You cannot develop accurate world models through observation alone, full stop.

You cannot verify accurate world models through benchmarks alone, full stop.

These have been pain points in physics for centuries and have been the major pain point even before the quantum revolution. I mean if it were possible, we'd have solved physics long ago. You can find plenty of people going back thousands of years boldly claiming "there is nothing new to be learned in physics," yet it was never true and still isn't true even if we exclude quantum and relativity.

Side note: really the paper is "fine" but I wish we didn't put so much hype in academic writing.
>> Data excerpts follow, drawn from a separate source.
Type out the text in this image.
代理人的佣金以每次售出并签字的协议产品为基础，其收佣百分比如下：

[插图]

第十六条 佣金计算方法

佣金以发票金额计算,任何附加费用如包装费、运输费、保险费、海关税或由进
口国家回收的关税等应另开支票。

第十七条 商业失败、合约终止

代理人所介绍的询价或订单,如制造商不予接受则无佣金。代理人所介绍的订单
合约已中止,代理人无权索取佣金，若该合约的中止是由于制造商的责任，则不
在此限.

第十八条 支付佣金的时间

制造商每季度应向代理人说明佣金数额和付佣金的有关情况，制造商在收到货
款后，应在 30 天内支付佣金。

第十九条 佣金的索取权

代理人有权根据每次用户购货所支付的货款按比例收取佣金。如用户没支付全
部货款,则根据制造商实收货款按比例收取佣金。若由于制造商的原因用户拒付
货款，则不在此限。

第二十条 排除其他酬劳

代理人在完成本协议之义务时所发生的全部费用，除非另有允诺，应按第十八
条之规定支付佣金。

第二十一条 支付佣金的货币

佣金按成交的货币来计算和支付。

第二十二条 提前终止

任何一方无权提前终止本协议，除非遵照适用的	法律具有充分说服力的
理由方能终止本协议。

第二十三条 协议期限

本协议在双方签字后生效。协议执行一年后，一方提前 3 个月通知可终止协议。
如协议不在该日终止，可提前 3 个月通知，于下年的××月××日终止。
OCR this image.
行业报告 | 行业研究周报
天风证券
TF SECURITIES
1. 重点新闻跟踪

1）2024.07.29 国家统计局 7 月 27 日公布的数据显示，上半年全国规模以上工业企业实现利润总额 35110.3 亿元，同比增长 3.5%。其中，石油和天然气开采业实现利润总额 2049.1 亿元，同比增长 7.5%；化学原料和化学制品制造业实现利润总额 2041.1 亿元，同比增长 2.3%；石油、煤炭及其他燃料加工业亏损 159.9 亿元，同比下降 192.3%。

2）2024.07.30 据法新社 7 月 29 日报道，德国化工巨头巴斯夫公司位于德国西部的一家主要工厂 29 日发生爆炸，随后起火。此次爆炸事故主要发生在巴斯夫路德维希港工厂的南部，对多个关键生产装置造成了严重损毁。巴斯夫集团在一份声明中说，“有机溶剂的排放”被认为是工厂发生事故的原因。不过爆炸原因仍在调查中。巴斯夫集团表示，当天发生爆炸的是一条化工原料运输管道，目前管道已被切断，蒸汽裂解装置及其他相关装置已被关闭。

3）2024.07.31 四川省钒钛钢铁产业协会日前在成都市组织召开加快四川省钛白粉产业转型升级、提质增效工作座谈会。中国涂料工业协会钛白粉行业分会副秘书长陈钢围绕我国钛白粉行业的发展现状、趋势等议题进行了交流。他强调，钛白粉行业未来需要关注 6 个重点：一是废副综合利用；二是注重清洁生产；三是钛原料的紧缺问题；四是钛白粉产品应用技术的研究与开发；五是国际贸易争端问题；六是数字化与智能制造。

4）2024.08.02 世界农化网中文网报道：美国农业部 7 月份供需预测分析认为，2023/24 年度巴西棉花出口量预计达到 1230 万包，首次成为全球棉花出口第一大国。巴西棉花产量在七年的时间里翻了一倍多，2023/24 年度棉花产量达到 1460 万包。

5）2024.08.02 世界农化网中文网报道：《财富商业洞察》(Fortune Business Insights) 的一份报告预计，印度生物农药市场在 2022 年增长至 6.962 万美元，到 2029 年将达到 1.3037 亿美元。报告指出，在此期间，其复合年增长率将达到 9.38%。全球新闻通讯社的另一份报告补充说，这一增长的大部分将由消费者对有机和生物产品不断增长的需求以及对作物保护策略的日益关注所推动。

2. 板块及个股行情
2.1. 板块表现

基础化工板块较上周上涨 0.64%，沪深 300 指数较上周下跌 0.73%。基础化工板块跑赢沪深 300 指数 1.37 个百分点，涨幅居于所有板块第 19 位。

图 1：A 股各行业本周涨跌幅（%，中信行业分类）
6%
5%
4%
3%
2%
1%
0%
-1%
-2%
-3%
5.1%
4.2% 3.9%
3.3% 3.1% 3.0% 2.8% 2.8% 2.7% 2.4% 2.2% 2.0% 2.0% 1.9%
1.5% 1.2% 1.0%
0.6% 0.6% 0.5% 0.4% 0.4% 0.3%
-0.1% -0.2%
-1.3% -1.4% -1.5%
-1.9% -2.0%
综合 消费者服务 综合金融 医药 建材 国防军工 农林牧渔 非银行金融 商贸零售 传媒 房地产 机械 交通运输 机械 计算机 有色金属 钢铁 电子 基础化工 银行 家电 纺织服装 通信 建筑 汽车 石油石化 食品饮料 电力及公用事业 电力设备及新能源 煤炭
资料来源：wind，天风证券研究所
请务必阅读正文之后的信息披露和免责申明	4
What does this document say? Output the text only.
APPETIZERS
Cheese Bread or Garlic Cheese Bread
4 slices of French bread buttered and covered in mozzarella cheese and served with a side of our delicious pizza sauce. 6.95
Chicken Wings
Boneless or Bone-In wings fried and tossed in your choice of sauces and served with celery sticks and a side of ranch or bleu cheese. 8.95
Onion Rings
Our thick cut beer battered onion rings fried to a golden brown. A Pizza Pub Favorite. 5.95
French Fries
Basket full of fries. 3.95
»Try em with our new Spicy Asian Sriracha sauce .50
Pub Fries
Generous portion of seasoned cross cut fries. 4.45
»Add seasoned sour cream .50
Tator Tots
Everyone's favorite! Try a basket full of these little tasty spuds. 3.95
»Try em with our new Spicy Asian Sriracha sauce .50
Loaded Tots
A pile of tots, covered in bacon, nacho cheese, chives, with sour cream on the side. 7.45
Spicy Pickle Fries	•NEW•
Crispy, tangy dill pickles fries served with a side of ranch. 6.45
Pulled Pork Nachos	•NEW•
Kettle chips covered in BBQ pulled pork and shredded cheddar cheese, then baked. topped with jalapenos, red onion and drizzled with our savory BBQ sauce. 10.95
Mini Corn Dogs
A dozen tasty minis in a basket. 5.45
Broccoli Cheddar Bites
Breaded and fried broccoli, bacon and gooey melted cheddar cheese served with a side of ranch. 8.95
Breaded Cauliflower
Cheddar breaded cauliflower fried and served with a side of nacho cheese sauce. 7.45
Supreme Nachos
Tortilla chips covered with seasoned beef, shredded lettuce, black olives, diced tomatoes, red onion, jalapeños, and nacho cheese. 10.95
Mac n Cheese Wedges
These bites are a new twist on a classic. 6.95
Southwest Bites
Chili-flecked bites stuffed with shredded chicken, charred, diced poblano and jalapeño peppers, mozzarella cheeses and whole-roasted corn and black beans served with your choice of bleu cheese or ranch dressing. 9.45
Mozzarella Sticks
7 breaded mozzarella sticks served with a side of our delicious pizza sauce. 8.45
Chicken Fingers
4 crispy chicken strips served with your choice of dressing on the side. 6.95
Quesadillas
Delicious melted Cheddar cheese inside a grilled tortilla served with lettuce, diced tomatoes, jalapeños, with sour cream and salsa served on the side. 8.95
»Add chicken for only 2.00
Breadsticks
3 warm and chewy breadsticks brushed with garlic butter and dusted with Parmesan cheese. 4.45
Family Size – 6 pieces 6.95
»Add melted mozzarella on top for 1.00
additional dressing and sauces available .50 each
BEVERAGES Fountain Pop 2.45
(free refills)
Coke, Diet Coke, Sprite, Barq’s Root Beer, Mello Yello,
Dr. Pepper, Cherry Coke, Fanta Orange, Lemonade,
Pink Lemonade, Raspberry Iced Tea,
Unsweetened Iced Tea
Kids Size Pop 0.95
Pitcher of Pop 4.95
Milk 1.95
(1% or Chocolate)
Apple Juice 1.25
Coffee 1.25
Papers should be aimed at other academics and not be advertisements (use the paper to write advertisements like IFLS or Quanta Magazine, but don't degrade the already difficult researcher-to-researcher communication). So I'm saying the experiments are fine and the work represents progress but it is over sold and the conclusions do not necessarily follow

Btw, the paper makes these mistakes too. It makes a very bold assumption that counterfactual models (aka a "world model") are learned. This cannot be demonstrated through benchmarking, it must be proven through interpretability.

Unfortunately, the tail is long and heavy... you don't need black swan events to disrupt these models and boy does this annoying fact make it easy to "hack" these types of models. And frankly, I don't think we want robots operating in the wild (public spaces, as opposed to controlled spaces like a manufacturing floor) if I can make it think an iPhone is an Apple with just a stickynote. Sure, you can solve that precise example but it's not hard to come up with others. It's a cat and mouse game, but remember, Jerry always wins.